Thursday, December 31, 2009

I've had more than enough whining!

Nathan is the big offender this week. His form of communication tends to run along the lines of a foot stomp, angry eyes, raised eyebrows and a long, drawn out whine followed up with his head thrown back on the verge of a crying meltdown. My sweet pre-Christmas cherub has turned into a ticking I-want-things-my-way whine bomb. I realize that his routine is far from normal living on a holiday schedule with everyone home for two weeks and that he has probably consumed enough sugar to put him into a diabetic coma so I'm trying to be patient. Or it's just trying my patience.

In an attempt to help him replace the whine with reasonable communication, we sat on his bed for a talk. I offered the advice to "Stop. Take a breath. Talk without whining." when things were not going his way. Then we did some role playing.

Me: "You want Justin to put the movie on for you but he tells you that mom said no. What do you do?"

Nathan: (hesitantly) "Stop. Take a breath. But mom, I want to watch a movie!"

Let's try again . . .

Me: "It's time to take naps but you don't want to go to bed. What do you do?"

Nathan: "I don't like to take naps."

Me: (after a little blurb on sometimes we need to do things that we don't want to because they are right, like taking a nap so that our bodies can grow and be healthy) "You want a drink of milk and mom asks you to wait a minute while she finishes changing Hyrum's diaper. What do you do?"

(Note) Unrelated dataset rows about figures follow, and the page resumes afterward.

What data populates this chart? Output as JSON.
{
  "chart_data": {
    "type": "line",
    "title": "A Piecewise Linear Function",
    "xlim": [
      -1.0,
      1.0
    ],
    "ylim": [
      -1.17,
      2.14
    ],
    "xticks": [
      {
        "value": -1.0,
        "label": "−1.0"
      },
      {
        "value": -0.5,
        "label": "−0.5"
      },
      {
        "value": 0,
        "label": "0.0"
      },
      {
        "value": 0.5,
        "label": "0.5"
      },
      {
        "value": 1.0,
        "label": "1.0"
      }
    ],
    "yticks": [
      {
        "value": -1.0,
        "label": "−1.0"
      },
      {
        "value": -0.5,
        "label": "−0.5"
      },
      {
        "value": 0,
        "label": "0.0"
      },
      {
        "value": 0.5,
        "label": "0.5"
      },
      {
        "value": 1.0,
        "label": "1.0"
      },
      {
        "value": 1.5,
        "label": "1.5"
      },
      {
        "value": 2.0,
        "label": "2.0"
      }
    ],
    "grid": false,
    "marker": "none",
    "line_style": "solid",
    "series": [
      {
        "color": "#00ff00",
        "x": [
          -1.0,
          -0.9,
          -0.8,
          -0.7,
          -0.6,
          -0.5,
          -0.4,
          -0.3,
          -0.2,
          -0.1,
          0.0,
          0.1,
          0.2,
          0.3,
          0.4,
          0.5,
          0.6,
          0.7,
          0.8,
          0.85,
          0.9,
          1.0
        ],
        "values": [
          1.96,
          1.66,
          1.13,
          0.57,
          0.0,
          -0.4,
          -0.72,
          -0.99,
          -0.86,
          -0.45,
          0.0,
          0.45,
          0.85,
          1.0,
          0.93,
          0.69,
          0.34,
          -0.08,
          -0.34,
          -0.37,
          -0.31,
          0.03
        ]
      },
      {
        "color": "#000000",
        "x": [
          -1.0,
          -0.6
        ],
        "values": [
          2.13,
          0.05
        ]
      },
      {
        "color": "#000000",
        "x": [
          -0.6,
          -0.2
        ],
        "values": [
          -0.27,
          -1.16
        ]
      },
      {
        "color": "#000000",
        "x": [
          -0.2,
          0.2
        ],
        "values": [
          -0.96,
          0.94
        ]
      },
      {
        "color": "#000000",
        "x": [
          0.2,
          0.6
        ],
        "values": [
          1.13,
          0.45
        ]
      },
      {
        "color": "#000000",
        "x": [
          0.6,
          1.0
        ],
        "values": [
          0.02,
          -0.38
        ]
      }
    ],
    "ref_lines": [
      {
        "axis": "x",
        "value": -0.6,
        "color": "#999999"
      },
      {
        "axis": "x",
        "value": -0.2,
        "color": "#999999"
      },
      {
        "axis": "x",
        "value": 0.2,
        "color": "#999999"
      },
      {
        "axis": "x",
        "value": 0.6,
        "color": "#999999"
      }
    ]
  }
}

Nathan: "Stop. Take a breath. Talk without whining."

Whew! He finally got it. It has become our saying around the house. Everyone is using it on everyone else at the least provocation.

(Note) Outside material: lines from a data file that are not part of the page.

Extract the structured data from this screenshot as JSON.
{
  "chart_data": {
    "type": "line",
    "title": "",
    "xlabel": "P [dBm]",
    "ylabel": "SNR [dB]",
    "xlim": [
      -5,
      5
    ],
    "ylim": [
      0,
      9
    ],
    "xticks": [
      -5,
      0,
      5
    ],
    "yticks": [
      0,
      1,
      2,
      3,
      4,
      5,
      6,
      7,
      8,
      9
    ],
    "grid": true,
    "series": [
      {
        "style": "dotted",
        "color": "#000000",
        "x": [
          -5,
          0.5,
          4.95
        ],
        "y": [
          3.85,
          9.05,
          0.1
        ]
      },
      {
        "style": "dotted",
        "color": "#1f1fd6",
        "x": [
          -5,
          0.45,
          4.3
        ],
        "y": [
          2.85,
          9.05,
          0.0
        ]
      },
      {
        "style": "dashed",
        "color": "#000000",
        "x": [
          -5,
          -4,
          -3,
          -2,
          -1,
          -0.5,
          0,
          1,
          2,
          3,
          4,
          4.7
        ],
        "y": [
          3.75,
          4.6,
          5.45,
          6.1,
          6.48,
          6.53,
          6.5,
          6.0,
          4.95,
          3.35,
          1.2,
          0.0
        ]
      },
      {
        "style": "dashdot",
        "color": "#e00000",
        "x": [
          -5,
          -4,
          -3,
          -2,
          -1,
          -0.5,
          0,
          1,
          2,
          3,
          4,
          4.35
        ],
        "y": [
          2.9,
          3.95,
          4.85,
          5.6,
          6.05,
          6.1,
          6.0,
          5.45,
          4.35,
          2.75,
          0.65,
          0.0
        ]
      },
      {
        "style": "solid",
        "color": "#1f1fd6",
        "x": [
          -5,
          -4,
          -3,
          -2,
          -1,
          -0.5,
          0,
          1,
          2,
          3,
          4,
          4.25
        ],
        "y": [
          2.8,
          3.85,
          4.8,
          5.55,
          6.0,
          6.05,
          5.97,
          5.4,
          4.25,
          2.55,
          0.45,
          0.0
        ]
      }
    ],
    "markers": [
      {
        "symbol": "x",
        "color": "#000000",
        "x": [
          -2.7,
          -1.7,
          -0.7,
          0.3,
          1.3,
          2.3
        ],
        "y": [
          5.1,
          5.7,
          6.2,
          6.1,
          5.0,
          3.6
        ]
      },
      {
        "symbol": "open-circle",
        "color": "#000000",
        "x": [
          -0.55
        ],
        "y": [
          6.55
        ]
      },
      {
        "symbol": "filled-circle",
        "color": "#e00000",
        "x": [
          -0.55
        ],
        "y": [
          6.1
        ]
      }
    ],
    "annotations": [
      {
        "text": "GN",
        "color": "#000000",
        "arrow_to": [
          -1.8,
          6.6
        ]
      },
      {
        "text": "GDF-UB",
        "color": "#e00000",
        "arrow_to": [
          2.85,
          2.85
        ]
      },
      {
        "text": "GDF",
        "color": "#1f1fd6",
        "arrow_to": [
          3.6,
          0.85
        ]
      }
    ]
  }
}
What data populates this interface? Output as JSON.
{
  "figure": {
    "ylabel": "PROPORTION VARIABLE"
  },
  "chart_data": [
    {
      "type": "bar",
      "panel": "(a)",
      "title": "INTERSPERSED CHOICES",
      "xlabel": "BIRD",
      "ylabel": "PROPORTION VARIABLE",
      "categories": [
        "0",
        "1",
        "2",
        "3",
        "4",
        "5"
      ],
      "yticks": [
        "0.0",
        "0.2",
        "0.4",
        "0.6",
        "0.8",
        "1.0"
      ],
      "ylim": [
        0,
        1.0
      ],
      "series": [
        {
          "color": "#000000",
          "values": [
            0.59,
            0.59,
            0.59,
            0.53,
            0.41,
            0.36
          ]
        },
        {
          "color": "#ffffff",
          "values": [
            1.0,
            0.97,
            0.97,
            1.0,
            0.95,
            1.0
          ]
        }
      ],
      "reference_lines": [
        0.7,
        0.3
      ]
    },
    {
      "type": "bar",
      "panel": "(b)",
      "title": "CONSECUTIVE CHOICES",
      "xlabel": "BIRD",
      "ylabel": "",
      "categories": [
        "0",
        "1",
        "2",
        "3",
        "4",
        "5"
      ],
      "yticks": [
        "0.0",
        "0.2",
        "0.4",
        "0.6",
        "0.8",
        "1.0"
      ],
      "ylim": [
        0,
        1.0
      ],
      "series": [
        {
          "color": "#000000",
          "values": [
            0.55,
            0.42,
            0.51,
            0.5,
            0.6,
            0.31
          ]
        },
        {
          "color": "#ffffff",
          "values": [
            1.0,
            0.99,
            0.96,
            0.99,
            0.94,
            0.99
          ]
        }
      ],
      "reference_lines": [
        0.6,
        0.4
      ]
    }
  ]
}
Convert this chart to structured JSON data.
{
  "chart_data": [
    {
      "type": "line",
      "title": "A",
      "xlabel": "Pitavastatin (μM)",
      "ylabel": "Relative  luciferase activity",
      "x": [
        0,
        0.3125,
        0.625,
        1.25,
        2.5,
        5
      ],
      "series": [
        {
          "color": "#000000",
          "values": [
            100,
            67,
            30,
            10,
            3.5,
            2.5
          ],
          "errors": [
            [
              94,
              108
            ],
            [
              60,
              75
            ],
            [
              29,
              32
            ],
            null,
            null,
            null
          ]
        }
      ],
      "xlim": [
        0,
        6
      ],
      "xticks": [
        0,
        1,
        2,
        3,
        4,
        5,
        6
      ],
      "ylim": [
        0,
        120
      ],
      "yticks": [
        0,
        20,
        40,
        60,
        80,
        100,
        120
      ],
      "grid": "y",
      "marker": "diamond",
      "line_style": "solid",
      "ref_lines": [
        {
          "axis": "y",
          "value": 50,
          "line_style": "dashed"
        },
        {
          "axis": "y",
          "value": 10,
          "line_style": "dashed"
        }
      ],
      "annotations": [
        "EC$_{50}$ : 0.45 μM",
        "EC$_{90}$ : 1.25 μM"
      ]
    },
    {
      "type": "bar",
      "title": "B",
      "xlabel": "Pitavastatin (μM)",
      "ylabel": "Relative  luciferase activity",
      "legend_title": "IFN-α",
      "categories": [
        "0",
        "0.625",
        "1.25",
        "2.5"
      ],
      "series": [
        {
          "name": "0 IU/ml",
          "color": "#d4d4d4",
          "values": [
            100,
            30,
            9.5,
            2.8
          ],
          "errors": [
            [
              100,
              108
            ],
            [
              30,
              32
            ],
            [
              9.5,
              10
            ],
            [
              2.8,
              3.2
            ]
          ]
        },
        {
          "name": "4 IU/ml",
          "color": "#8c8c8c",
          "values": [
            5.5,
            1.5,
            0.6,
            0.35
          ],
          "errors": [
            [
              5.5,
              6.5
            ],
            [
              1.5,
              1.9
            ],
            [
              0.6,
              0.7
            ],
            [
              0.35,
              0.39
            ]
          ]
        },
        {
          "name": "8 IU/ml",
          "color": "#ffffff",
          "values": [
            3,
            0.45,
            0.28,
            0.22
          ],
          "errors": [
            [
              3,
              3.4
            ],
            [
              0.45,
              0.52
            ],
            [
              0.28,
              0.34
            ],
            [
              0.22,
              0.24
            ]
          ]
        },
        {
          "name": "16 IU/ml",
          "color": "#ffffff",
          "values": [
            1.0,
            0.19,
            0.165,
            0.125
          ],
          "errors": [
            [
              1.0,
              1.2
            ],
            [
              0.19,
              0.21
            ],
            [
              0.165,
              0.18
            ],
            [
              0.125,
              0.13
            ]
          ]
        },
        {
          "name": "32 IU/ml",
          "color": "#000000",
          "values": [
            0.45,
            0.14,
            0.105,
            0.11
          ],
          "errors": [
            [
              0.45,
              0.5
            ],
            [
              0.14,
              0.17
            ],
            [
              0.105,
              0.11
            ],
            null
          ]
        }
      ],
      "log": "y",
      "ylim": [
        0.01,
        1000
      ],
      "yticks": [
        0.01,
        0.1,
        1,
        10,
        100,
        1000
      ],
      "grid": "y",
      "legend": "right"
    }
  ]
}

Justin, Derek, Nathan and I were playing Mario on the Wii, sitting on the two large beanbags. Hyrum kept jumping from bag to bag, landing on my body every other jump. After several attempts at trying to get him to stop, while still focusing on the game, I started to lose it. And then out of my wise Nathan came the advice, in a very strong tone of voice, "STOP! Take a breath. Talk without yelling."

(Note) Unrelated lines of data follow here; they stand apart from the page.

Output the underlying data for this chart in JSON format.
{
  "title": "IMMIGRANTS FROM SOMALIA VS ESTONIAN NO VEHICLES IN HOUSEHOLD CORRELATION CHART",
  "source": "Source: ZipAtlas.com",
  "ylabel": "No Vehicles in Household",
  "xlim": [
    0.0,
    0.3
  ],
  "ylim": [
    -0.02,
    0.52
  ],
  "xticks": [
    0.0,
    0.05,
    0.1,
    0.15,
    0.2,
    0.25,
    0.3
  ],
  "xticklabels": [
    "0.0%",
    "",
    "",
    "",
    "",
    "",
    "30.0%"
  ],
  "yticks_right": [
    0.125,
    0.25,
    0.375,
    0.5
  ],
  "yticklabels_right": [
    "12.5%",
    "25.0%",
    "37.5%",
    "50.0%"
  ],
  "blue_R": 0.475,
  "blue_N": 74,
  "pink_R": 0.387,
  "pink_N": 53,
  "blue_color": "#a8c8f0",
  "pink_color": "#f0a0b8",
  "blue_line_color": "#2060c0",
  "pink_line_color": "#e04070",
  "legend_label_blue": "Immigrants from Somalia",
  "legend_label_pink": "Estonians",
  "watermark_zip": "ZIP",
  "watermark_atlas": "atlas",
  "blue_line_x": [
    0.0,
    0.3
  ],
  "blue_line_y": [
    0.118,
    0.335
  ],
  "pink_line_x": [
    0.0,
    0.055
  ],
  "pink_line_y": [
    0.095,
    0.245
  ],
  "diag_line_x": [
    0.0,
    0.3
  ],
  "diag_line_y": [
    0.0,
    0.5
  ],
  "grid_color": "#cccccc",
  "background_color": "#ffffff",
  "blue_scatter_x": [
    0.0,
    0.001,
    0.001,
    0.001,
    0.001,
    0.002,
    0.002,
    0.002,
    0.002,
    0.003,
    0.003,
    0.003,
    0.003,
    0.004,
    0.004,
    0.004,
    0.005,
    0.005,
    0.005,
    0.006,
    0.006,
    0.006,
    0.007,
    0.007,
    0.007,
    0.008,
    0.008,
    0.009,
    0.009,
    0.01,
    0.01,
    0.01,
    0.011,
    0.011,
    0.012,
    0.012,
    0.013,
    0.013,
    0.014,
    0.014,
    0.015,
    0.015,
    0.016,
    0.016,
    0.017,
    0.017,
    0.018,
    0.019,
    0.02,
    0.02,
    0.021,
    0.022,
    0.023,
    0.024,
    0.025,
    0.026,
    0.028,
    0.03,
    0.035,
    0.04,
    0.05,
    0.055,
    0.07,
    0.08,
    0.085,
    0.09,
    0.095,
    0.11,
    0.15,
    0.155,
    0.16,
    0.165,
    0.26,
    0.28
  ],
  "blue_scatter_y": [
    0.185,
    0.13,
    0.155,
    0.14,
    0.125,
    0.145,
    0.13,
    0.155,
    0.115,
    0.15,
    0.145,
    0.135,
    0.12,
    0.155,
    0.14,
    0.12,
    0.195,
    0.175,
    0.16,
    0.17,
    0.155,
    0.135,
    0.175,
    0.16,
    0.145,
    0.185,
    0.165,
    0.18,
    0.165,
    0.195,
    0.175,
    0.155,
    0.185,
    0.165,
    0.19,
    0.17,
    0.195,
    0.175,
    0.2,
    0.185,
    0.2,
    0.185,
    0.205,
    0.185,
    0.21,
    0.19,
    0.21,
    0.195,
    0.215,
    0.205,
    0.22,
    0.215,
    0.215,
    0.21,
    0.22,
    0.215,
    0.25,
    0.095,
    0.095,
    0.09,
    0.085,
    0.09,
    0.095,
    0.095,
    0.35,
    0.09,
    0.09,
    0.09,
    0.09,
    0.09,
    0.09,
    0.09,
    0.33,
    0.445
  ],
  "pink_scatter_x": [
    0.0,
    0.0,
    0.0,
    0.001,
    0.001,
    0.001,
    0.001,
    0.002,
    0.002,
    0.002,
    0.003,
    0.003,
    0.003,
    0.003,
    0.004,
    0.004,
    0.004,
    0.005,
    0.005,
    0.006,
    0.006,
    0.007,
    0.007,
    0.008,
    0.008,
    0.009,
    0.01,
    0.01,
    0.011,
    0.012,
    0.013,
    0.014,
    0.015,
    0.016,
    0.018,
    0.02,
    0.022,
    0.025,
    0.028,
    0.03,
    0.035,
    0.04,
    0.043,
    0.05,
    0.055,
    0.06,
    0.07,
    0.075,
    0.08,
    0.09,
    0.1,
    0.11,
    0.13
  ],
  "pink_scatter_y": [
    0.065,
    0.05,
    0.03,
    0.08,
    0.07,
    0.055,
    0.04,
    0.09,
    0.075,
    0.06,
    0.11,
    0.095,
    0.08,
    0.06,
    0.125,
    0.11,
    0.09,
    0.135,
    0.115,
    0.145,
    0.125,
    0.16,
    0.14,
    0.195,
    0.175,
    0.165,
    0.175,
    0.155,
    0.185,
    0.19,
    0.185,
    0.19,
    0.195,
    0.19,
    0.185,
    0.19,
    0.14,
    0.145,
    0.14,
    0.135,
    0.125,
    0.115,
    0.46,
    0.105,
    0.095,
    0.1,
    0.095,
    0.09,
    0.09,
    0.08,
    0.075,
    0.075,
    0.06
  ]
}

Isn't there some parental scape-clause along the lines of "do as I say, not as I do"? Perhaps "a little child shall lead them" would be a better mantra. Either way, Nathan got it and is, on a good percentage, living it. I, on the other hand, have some work to do.

1 comment:

~*Autumn*~ said...

hahaha... I love that you did this and it gives me something to do next time Landon has those whiney days that make me want to go on a LONG run in the rain. Thanks for the idea and for the result that it gave your family. :) I know we all have something to work on, but Kimber I see you as one of the most caring, helpful, and loving sister I know. So although you might see your shortcomings, the rest of us have to put a microscope to you to ever detect something... if anything. Thought you should know you're amazing.